Oui, soyez aussi insensible et apoétique que vous voudrez; n’en reste pas moins la nécessité originaire, dure, inhumaine, rude, formidable - pas le moins du monde “artistique” ou sentimentale - de fixer le regard sur le soleil, la lune, la terre, le ciel, la mer, et de laisser notre nature s’harmoniser à ces puissances solennelles.
Il y a, comme je l’ai indiqué, beaucoup de mesures, de niveaux, de gradations dans cette extase préméditée.
Une “extase”, au sens propre, est un état où l’on se trouve, comme on dit, “hors de soi-même”. Mais un tel ravissement, un semblable délire, un pareil oubli de soi ne forment que l’un des aspects de l’austère contemplation à laquelle je songe.
Comme nous fixons notre esprit sur cette embrasure de porte, ou cette fenêtre particuliers, ou que nous levons les yeux de ce tas de pierres pour accrocher du regard la haie mouillée de pluie, nous découvrons soudain que ces remembrances dont notre esprit est traversé sont en quelque sens bizarres, sacrées.
Comme si ces images-souvenirs qui nous parviennent flottantes étaient autant d’“intimations à l’immortalité”, témoignant de quelque bizarre et belle fatalité parmi les événements fortuits de notre existence ; fatalité que nous n’avons pas le moins du monde perçue en son temps, mais dont la signification s’approfondit à présent jusqu’à l’ineffable, sous l’empire de notre présente disposition.

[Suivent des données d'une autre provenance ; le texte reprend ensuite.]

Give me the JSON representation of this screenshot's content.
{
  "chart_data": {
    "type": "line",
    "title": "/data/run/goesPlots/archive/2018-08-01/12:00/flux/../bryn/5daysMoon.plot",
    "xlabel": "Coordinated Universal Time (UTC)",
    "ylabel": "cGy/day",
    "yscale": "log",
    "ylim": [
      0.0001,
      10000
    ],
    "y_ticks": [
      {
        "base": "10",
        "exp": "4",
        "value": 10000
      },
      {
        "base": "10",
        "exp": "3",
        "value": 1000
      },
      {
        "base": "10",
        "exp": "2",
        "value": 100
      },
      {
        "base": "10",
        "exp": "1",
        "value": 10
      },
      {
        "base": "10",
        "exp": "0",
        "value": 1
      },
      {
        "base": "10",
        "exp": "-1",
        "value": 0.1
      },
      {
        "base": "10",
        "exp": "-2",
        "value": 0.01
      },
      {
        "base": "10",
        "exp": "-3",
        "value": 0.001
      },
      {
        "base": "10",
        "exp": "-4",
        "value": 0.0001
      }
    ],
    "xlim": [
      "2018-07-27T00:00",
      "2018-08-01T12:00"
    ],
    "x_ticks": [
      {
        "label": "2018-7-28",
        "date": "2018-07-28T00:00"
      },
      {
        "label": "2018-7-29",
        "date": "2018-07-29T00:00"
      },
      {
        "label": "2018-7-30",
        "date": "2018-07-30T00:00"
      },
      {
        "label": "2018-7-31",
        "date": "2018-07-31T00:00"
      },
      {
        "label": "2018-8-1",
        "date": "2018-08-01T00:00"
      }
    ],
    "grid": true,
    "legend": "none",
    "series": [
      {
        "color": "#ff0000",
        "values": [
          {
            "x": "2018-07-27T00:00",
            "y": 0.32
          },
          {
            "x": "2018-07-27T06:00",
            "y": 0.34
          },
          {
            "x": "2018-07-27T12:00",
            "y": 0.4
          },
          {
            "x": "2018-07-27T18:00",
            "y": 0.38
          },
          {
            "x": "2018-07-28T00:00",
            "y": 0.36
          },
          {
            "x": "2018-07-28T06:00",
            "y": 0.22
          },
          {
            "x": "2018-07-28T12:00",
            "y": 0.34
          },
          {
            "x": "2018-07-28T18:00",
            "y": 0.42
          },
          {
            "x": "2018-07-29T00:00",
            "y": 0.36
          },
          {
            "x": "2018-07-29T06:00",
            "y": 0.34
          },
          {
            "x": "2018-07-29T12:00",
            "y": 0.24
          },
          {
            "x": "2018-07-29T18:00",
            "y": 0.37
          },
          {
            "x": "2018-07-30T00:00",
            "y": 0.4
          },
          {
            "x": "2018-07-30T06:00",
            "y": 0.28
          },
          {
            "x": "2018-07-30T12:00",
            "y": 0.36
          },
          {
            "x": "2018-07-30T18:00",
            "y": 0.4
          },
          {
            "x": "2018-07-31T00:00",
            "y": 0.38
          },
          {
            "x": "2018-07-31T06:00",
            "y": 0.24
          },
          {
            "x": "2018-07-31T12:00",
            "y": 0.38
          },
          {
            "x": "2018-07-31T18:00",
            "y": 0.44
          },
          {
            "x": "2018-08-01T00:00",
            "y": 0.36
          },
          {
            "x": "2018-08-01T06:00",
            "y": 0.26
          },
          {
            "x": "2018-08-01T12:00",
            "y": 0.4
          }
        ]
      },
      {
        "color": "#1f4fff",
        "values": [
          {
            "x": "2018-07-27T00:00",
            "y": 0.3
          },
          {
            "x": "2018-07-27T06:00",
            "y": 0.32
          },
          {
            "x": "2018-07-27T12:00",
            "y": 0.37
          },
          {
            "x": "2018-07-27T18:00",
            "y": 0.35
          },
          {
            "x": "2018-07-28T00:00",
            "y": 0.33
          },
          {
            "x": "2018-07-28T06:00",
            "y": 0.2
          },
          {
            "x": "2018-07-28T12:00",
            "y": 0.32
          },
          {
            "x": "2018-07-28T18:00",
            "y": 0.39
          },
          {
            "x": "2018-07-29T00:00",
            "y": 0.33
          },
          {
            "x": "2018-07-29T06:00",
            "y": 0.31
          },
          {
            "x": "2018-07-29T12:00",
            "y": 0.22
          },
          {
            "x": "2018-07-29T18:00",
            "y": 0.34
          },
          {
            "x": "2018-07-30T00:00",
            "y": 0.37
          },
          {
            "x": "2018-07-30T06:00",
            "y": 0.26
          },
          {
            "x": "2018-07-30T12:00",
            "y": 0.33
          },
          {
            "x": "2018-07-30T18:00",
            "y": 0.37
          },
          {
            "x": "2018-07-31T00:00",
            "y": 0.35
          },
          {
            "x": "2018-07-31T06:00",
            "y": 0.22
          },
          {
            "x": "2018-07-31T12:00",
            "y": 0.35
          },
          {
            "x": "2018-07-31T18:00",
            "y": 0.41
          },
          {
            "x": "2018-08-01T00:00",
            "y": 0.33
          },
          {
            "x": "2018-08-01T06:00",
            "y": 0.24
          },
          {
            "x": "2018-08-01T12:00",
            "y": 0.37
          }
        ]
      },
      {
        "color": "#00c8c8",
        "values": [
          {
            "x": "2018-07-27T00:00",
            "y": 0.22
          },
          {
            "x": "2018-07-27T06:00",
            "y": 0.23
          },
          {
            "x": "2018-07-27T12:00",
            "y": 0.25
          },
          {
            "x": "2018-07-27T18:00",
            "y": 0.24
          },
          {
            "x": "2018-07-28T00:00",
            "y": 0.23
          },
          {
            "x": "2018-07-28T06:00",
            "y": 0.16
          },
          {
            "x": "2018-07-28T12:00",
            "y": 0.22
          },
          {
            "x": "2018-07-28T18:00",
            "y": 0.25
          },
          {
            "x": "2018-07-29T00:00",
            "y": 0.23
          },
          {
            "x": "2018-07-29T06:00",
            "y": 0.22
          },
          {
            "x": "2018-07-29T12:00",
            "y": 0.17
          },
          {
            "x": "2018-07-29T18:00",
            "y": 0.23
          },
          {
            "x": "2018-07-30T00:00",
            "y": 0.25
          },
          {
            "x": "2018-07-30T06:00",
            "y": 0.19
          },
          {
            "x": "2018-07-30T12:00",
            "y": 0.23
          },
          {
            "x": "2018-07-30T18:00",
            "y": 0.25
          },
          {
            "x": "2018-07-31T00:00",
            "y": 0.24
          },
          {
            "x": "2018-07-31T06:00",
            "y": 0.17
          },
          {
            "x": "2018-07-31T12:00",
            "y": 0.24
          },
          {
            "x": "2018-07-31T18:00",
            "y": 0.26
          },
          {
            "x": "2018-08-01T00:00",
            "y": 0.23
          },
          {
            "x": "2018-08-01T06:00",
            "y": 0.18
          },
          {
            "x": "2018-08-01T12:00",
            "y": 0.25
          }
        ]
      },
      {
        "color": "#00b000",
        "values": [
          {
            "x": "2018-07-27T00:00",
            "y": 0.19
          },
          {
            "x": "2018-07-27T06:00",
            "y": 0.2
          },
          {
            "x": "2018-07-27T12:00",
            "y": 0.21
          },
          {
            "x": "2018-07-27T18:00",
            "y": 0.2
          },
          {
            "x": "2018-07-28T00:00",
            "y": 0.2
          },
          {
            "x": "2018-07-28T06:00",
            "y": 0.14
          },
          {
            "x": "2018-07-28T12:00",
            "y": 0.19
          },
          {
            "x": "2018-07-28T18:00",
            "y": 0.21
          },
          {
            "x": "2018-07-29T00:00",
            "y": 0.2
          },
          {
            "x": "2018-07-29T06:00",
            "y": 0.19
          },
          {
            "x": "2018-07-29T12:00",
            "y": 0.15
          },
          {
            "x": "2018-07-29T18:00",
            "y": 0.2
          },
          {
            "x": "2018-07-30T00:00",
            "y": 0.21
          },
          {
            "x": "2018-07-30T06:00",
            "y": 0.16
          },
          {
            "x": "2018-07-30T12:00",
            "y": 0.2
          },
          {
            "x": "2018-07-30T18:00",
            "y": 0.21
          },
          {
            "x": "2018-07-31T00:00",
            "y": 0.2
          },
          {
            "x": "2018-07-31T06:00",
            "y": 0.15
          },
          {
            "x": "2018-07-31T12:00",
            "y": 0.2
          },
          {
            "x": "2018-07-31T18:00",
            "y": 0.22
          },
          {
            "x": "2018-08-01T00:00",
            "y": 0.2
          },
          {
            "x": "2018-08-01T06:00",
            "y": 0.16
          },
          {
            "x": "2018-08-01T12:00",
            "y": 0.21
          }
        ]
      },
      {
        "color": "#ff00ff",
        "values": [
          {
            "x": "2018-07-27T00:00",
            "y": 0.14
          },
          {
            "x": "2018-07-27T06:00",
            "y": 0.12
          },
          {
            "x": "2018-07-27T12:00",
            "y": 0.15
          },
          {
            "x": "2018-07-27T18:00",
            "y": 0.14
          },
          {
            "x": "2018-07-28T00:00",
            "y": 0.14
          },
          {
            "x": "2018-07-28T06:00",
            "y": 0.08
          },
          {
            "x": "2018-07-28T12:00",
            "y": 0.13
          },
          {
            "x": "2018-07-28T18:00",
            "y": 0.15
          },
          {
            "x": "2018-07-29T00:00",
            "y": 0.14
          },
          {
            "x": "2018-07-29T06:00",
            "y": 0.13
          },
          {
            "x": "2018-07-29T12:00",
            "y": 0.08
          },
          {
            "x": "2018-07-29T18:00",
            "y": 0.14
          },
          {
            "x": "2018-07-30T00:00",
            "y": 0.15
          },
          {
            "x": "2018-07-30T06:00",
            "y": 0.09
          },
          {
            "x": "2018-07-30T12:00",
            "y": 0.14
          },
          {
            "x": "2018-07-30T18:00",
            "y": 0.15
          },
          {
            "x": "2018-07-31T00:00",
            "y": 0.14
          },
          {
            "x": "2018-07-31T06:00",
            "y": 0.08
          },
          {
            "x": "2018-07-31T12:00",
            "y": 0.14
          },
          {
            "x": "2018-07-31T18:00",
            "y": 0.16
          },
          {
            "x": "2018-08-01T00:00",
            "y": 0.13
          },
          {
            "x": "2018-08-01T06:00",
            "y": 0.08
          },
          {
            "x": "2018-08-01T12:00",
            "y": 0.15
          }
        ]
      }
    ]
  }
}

Et ce malheur est plus proche de nous, plus aigu, pressant, plus intime, important que toute autre chose excepté nourriture et sommeil.
Quelles en sont les causes? En premier lieu l’ambition et le goût de la compétition! Nous supputons l’estime ou l’absence d’estime où nous tient autrui.
L’Elémentalisme est une philosophie qui sert de substitut à la Religion; car il y a assez de mystère dans l’Inanimé pour satisfaire ce besoin. Et précisément parce qu’il possède la même gravité que la Religion, nous ne devons pas nous étonner de ce qu’il apparaisse à des esprits intelligents et “mondains” comme quelque chose d’éminemment ridicule. Mais sa gravité participe aussi de l’intensité particulière de l’Appétence; et c’est pourquoi, comme l’Appétence, il peut aisément paraître si ridicule à des esprits sobres et pratiques.
“Pourquoi m’aimez-vous?” est une question souvent échangée parmi les amoureux fervents. “
Ce qui est signifié, c’est que l’ego solitaire et séparé, au moment ou il découvre son “alter ego”, existe dans son individualité essentielle indépendamment de l’ère humaine, et même de l’espèce humaine où le hasard l’a précipité.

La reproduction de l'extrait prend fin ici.